An Office for Value for Money would scrutinise spending proposals on behalf of the taxpayer.

And she signalled a move towards a wealth tax, declaring that people who get incomes from stocks, shares and rental income will be targets for tax rises.

But Sir Keir said on Sunday that Labour has not ruled out rises in income tax after Ms Reeves told the Sunday Times she did not have any plans to increase rates.

The party leader said that income tax hikes were not currently under consideration but “nothing is off the table”.

Ms Reeves said that the “biggest overhaul of business taxation in a generation” was needed because the UK’s outdated system currently sees retailers pay £2.30 in business rates for every £1 in corporation tax, skewing payments heavily in favour of e-commerce and against brick-and-mortar businesses.

With eight tech giants avoiding an estimated £1.5bn in tax a year, aides said that the system was not only unfair to small businesses but was also destroying Britain’s town centres, with shoppers in many areas having a choice of “Amazon or nothing”.

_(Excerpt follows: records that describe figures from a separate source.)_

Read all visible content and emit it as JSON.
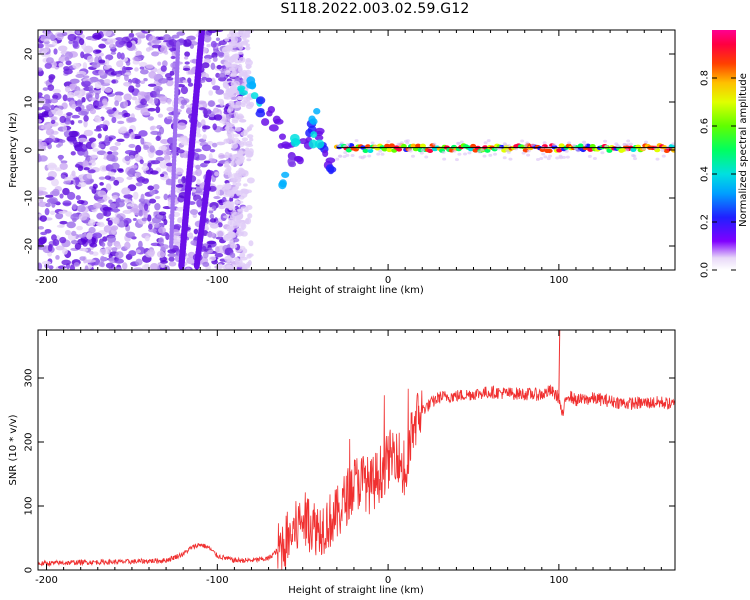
{
  "title": "S118.2022.003.02.59.G12",
  "colors": {
    "snr_line": "#f03030",
    "carrier_fit": "#000000",
    "scatter_hue": "purple-violet"
  },
  "chart_data": [
    {
      "type": "heatmap",
      "xlabel": "Height of straight line (km)",
      "ylabel": "Frequency (Hz)",
      "xlim": [
        -205,
        168
      ],
      "ylim": [
        -25,
        25
      ],
      "xticks": [
        -200,
        -100,
        0,
        100
      ],
      "yticks": [
        -20,
        -10,
        0,
        10,
        20
      ],
      "grid": false,
      "carrier_track": {
        "x_start": -30,
        "x_end": 168,
        "frequency": 0.5
      },
      "colorbar": {
        "label": "Normalized spectral amplitude",
        "range": [
          0,
          1
        ],
        "ticks": [
          "0.0",
          "0.2",
          "0.4",
          "0.6",
          "0.8"
        ]
      }
    },
    {
      "type": "line",
      "xlabel": "Height of straight line (km)",
      "ylabel": "SNR (10 * v/v)",
      "xlim": [
        -205,
        168
      ],
      "ylim": [
        0,
        375
      ],
      "xticks": [
        -200,
        -100,
        0,
        100
      ],
      "yticks": [
        0,
        100,
        200,
        300
      ],
      "grid": false,
      "series": [
        {
          "x": [
            -205,
            -180,
            -150,
            -130,
            -120,
            -115,
            -110,
            -105,
            -100,
            -90,
            -80,
            -70,
            -65,
            -55,
            -50,
            -45,
            -40,
            -35,
            -30,
            -25,
            -20,
            -15,
            -10,
            -5,
            0,
            5,
            10,
            15,
            20,
            25,
            30,
            40,
            50,
            60,
            70,
            80,
            90,
            95,
            100,
            102,
            105,
            110,
            120,
            140,
            160,
            168
          ],
          "values": [
            10,
            12,
            13,
            15,
            25,
            35,
            40,
            35,
            22,
            15,
            15,
            18,
            30,
            60,
            80,
            70,
            65,
            75,
            85,
            110,
            135,
            140,
            130,
            150,
            170,
            190,
            140,
            230,
            250,
            260,
            270,
            272,
            275,
            278,
            276,
            275,
            274,
            280,
            270,
            240,
            275,
            265,
            268,
            260,
            262,
            258
          ]
        }
      ]
    }
  ]
}
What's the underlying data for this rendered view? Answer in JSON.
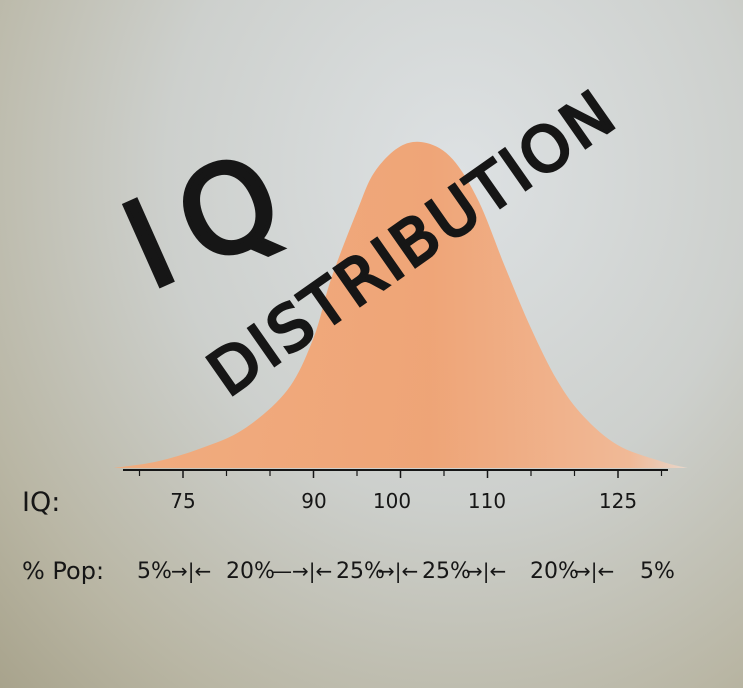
{
  "chart_data": {
    "type": "area",
    "title_line1": "IQ",
    "title_line2": "DISTRIBUTION",
    "x_axis_label": "IQ:",
    "x_ticks": [
      "75",
      "90",
      "100",
      "110",
      "125"
    ],
    "x_tick_values": [
      75,
      90,
      100,
      110,
      125
    ],
    "xlim": [
      65,
      135
    ],
    "pop_label": "% Pop:",
    "pop_segments": [
      "5%",
      "20%",
      "25%",
      "25%",
      "20%",
      "5%"
    ],
    "series": [
      {
        "x": [
          67,
          72,
          77,
          82,
          87,
          90,
          92,
          95,
          97,
          100,
          103,
          106,
          109,
          112,
          115,
          118,
          121,
          125,
          130,
          133
        ],
        "values": [
          0.0,
          0.02,
          0.06,
          0.12,
          0.24,
          0.4,
          0.58,
          0.79,
          0.91,
          0.99,
          1.0,
          0.95,
          0.82,
          0.62,
          0.43,
          0.27,
          0.16,
          0.07,
          0.02,
          0.0
        ]
      }
    ],
    "colors": {
      "fill": "#f2a574",
      "fill_edge": "#ee9a66",
      "ink": "#161616"
    }
  }
}
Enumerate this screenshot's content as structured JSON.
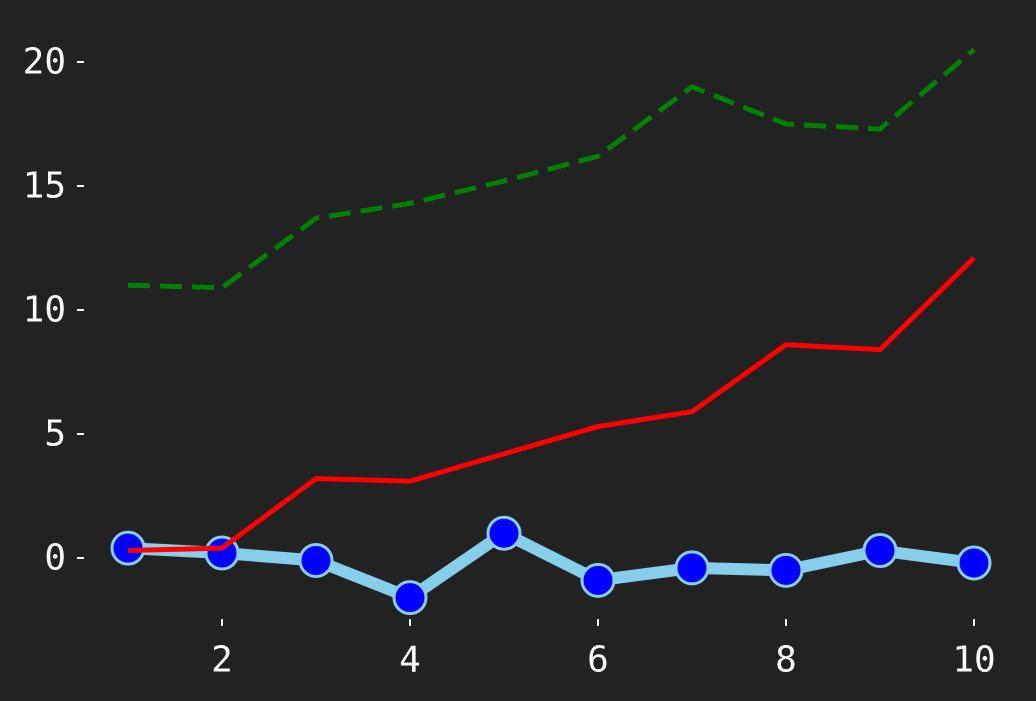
{
  "chart_data": {
    "type": "line",
    "x": [
      1,
      2,
      3,
      4,
      5,
      6,
      7,
      8,
      9,
      10
    ],
    "series": [
      {
        "values": [
          11.0,
          10.9,
          13.7,
          14.3,
          15.2,
          16.2,
          19.0,
          17.5,
          17.3,
          20.5
        ],
        "color": "#008000",
        "style": "dashed"
      },
      {
        "values": [
          0.3,
          0.4,
          3.2,
          3.1,
          4.2,
          5.3,
          5.9,
          8.6,
          8.4,
          12.1
        ],
        "color": "#ff0000",
        "style": "solid"
      },
      {
        "values": [
          0.4,
          0.2,
          -0.1,
          -1.6,
          1.0,
          -0.9,
          -0.4,
          -0.5,
          0.3,
          -0.2
        ],
        "color": "#87ceeb",
        "marker_color": "#0000ff",
        "style": "solid-with-markers"
      }
    ],
    "x_ticks": [
      "2",
      "4",
      "6",
      "8",
      "10"
    ],
    "y_ticks": [
      "0",
      "5",
      "10",
      "15",
      "20"
    ],
    "xlim": [
      0.5,
      10.5
    ],
    "ylim": [
      -2.5,
      22.5
    ],
    "grid": false,
    "background": "#222222",
    "title": "",
    "xlabel": "",
    "ylabel": ""
  }
}
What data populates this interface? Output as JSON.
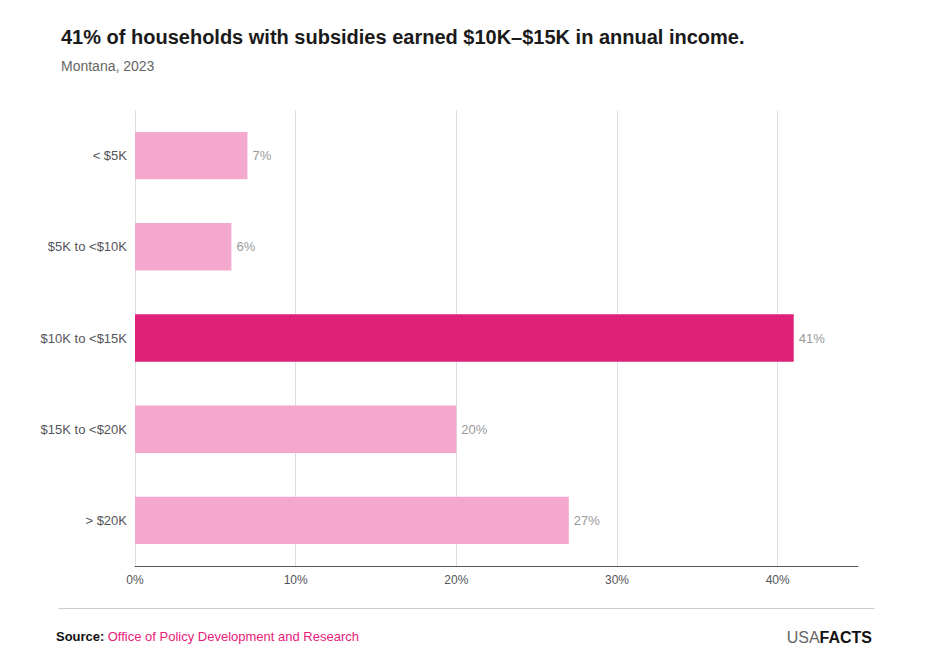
{
  "chart_data": {
    "type": "bar",
    "orientation": "horizontal",
    "title": "41% of households with subsidies earned $10K–$15K in annual income.",
    "subtitle": "Montana, 2023",
    "categories": [
      "< $5K",
      "$5K to <$10K",
      "$10K to <$15K",
      "$15K to <$20K",
      "> $20K"
    ],
    "values": [
      7,
      6,
      41,
      20,
      27
    ],
    "value_labels": [
      "7%",
      "6%",
      "41%",
      "20%",
      "27%"
    ],
    "colors": [
      "#f5a8ce",
      "#f5a8ce",
      "#e0217a",
      "#f5a8ce",
      "#f5a8ce"
    ],
    "xlim": [
      0,
      45
    ],
    "xticks": [
      {
        "value": 0,
        "label": "0%"
      },
      {
        "value": 10,
        "label": "10%"
      },
      {
        "value": 20,
        "label": "20%"
      },
      {
        "value": 30,
        "label": "30%"
      },
      {
        "value": 40,
        "label": "40%"
      }
    ],
    "grid": true,
    "data_labels": true,
    "annotations": [
      "Source:",
      "Office of Policy Development and Research",
      "USA",
      "FACTS"
    ]
  }
}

The shadow chancellor will also offer a guarantee that Labour’s new system will incentivise investment, rewarding businesses which move into empty premises and encouraging green improvements while ensuring councils do not lose out.

Longer-term reform would rely upon the introduction of a 21 per cent global minimum for corporate tax – up from the 15 per cent agreed earlier this year – which would effectively destroy the advantages of tax havens for multinational companies.

Of the 1,000-plus tax reliefs currently in operation – some of them unreformed since the 1980s – Ms Reeves has so far earmarked only the breaks enjoyed by private schools and the £440m carried interest loophole for private equity bonuses for abolition.

But she made clear she expected her review to identify many more, saying that “too many simply provide loopholes for those who can afford the best advice”.

FSB national chair Mike Cherry gave a warm welcome to Ms Reeves’s package.

“The gauntlet has been thrown down by the opposition, and we hope government ministers are listening,” he said. “This is what a pro-small business tax policy looks like.”

CBI director-general Tony Danker said reform of business rates was “chronically overdue”.

“The Labour Party should be applauded for grasping the nettle and putting forward a pro-growth, pro-investment package of reforms that will reflect our green ambitions, spur the economic recovery, and help level up our regions,” said Mr Danker.

An Amazon spokesman said: “Last year, we made a total UK tax contribution of £1.55 billion – £492m in direct taxes and £1.06bn in indirect taxes.”

The company said its direct taxes in the UK increased 68 per cent year-on-year from £293m in 2019 to £492m in 2020.